Ananias que era gago.
Zk –
Você chegou a viajar muito no trem da Madeira Mamoré?
Nézio
Guimarães – No trem não! Viajava muito de Litorina fazendo pagamento dos
ferroviários ao longo da ferrovia, de Porto Velho a Guajará Mirim, era eu um
guarda armado e o Afonso Johnson que era o motorista. Parava em todo acampamento,
o pernoite era na Vila de Abunã, de manhã cedinho, a viagem prosseguia até
chegar no ponto final que era Guajará.
Zk –
Vocês não temiam ser assaltado ao levar tanto dinheiro na litorina?
Nézio
Guimarães – Se fosse hoje, só iria se fosse acompanhado de pelo menos cinco
policiais armados com metralhadora, naquele tempo não tinha perigo nenhum.
Zk –
E os índios não atacavam?
Nézio
Guimarães – Um cara falou pra mim: Nézio quando um índio se aproximar com arco
e flecha, dando a impressão que vai atacar, pede pro guarda pegar o revolver e
fingir que está limpando que tudo vai ficar bem. Isso aconteceu de verdade, um
índio baixinho mal encarado, chegou ameaçando e o guarda usou a tática ensinada
por aquele cara que não lembro o nome e deu certo, o índio baixou a flecha e
ficou nosso camarada.
Zk –
Vamos aos dias atuais. Você já tinha visto uma cheia como esta que está
acontecendo agora no Rio Madeira?
Nézio
Guimarães – Nunca! Essa foi a primeira enchente que chegou na oficina da
Madeira Mamoré, outro dia discuti com um senhor que queria que eu acreditasse
que em outros tempos o rio já tinha chegado nessa marca de hoje. Eu disse pra
ele, olha rapaz, eu nasci e me criei aqui e nunca vi nada disso, posso lhe
fazer uma pergunta? Pode! O senhor sabe onde ficava a Fábrica de Gelo da
Madeira Mamoré?
Zk –
E ele?
Nézio
Guimarães – Olhou pra mim e respondeu: A Estrada nunca teve fábrica de gelo!
Respondi, teve fábrica de gelo e ficava ali na beira do Rio entre a garagem das
litorinas e esse armazém que a Marinha tomou conta.

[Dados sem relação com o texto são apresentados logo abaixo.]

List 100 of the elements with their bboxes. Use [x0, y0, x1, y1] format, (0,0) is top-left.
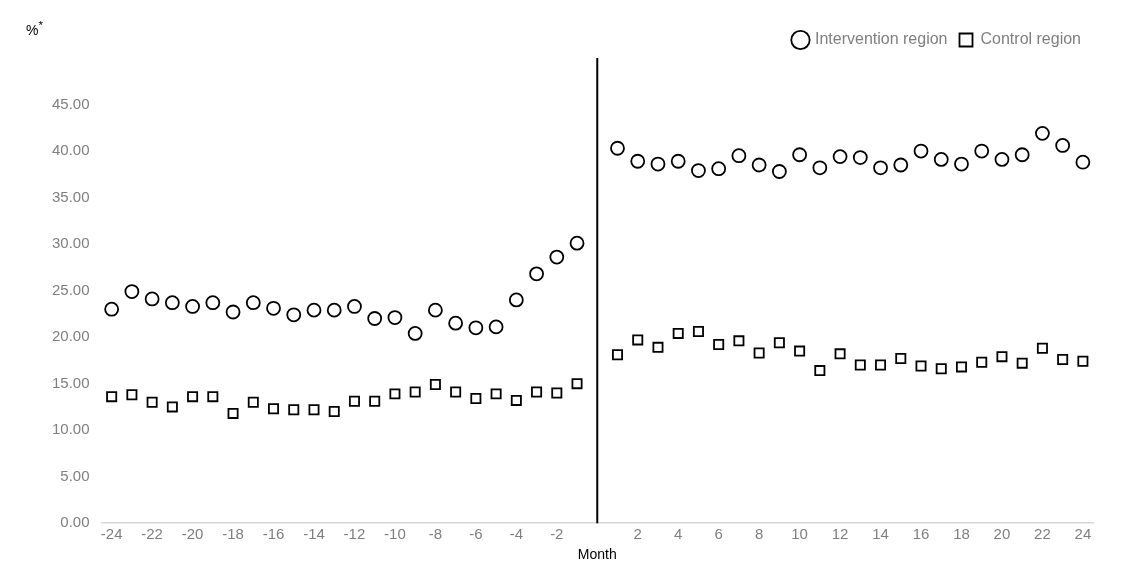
point: [954, 156, 969, 172]
point: [549, 249, 565, 265]
point: [773, 337, 785, 349]
point: [832, 149, 848, 165]
legend-label: Control region: [980, 30, 1081, 48]
point: [652, 341, 664, 353]
x-tick-label: -6: [469, 525, 483, 543]
point: [994, 152, 1010, 167]
x-tick-label: -2: [550, 525, 564, 543]
point: [854, 359, 866, 371]
point: [794, 345, 806, 357]
point: [713, 339, 725, 351]
point: [913, 143, 929, 159]
y-tick-label: 0.00: [60, 513, 90, 531]
point: [450, 386, 462, 398]
x-tick-label: 20: [993, 525, 1011, 543]
y-tick-label: 40.00: [51, 141, 90, 159]
point: [429, 379, 441, 391]
legend-label: Intervention region: [814, 30, 948, 48]
point: [348, 395, 360, 407]
point: [448, 315, 464, 331]
point: [468, 320, 484, 336]
x-tick-label: -18: [222, 525, 244, 543]
x-tick-label: 16: [912, 525, 930, 543]
point: [873, 160, 888, 176]
point: [672, 327, 684, 339]
point: [266, 300, 281, 316]
x-tick-label: -8: [428, 525, 443, 543]
point: [1057, 353, 1069, 365]
point: [569, 235, 585, 251]
y-tick-label: 25.00: [51, 280, 90, 298]
y-tick-label: 45.00: [51, 94, 90, 112]
point: [428, 302, 443, 318]
point: [996, 351, 1008, 363]
point: [288, 404, 300, 416]
point: [733, 335, 745, 347]
point: [387, 310, 403, 325]
point: [104, 301, 120, 317]
x-tick-label: 8: [754, 525, 764, 543]
point: [490, 388, 502, 400]
point: [185, 299, 200, 314]
point: [510, 394, 522, 406]
point: [369, 395, 381, 407]
x-tick-label: 10: [791, 525, 808, 543]
point: [933, 152, 949, 167]
point: [1075, 154, 1091, 170]
point: [409, 386, 421, 398]
point: [751, 157, 767, 173]
point: [650, 156, 666, 172]
x-tick-label: 12: [831, 525, 849, 543]
y-tick-label: 30.00: [51, 234, 90, 252]
point: [1036, 342, 1048, 354]
point: [367, 311, 383, 326]
y-tick-label: 35.00: [51, 187, 90, 205]
point: [814, 365, 826, 377]
point: [812, 160, 828, 176]
y-tick-label: 10.00: [51, 420, 90, 438]
point: [630, 153, 646, 169]
point: [1014, 147, 1030, 163]
point: [852, 150, 868, 165]
point: [955, 361, 967, 373]
point: [692, 326, 704, 338]
point: [875, 359, 887, 371]
point: [1035, 125, 1050, 141]
point: [205, 295, 221, 311]
point: [571, 378, 583, 390]
point: [146, 396, 158, 408]
point: [551, 387, 563, 399]
point: [974, 143, 990, 159]
point: [247, 396, 259, 408]
point: [792, 147, 808, 163]
x-tick-label: -22: [141, 525, 163, 543]
point: [207, 391, 219, 403]
x-tick-label: -10: [384, 525, 406, 543]
point: [1055, 138, 1071, 153]
point: [632, 334, 644, 346]
point: [731, 148, 747, 164]
point: [893, 157, 909, 173]
x-tick-label: -12: [343, 525, 366, 543]
point: [187, 391, 199, 403]
point: [895, 353, 907, 365]
point: [326, 302, 342, 318]
point: [1077, 355, 1089, 367]
point: [347, 299, 362, 314]
x-tick-label: 24: [1074, 525, 1092, 543]
point: [753, 347, 765, 359]
point: [164, 295, 180, 311]
point: [529, 266, 544, 282]
point: [166, 401, 178, 413]
point: [670, 153, 686, 169]
point: [711, 161, 727, 177]
point: [915, 360, 927, 372]
point: [126, 389, 138, 401]
y-tick-label: 20.00: [51, 327, 90, 345]
x-tick-label: 4: [674, 525, 683, 543]
point: [227, 407, 239, 419]
x-tick-label: -24: [100, 525, 123, 543]
point: [610, 140, 625, 156]
point: [691, 163, 706, 178]
x-tick-label: -4: [509, 525, 523, 543]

Bem ao lado tinha um pé de
Fruta Pão.
Zk –
Quais eram os meios de transportes utilizados pela Madeira Mamoré além do trem?
Nézio
Guimarães – Tinha litorina que funcionava com motor idêntico ao de carro comum,
tinha a Calamazu que era um carro menor, também como motor de automóvel e tinha
uma composição que a gente chamava de “automóvel” que era maior que a litorina
e corria mais, tinha até caixa de marcha, além de ser confortável. Além desses
que eram motorizados, tinha a cegonha, o carrinho e o trole que eram acionados
manualmente.
Zk –
Quem foi a sua esposa?:
Nézio
Guimarães – Amazonita Cândida Souza Guimarães. Tivemos três filhos Humberto,
Homero e Heleno que é o caçula.
Zk –
O jogo que você não esquece?
Nézio
Guimarães – Numa das excussões a Bolívia pelo time do Nacional, na volta o seu
Arantes me procurou para saber se a gente aceitava fazer um jogo com o time
dele que era o Fronteira de Guajará Mirim, falamos com o tenente Armando que
era o chefe da delegação e ele autorizou.
Resultado, ganhamos de Doze a Zero eu fiz Oito Gols.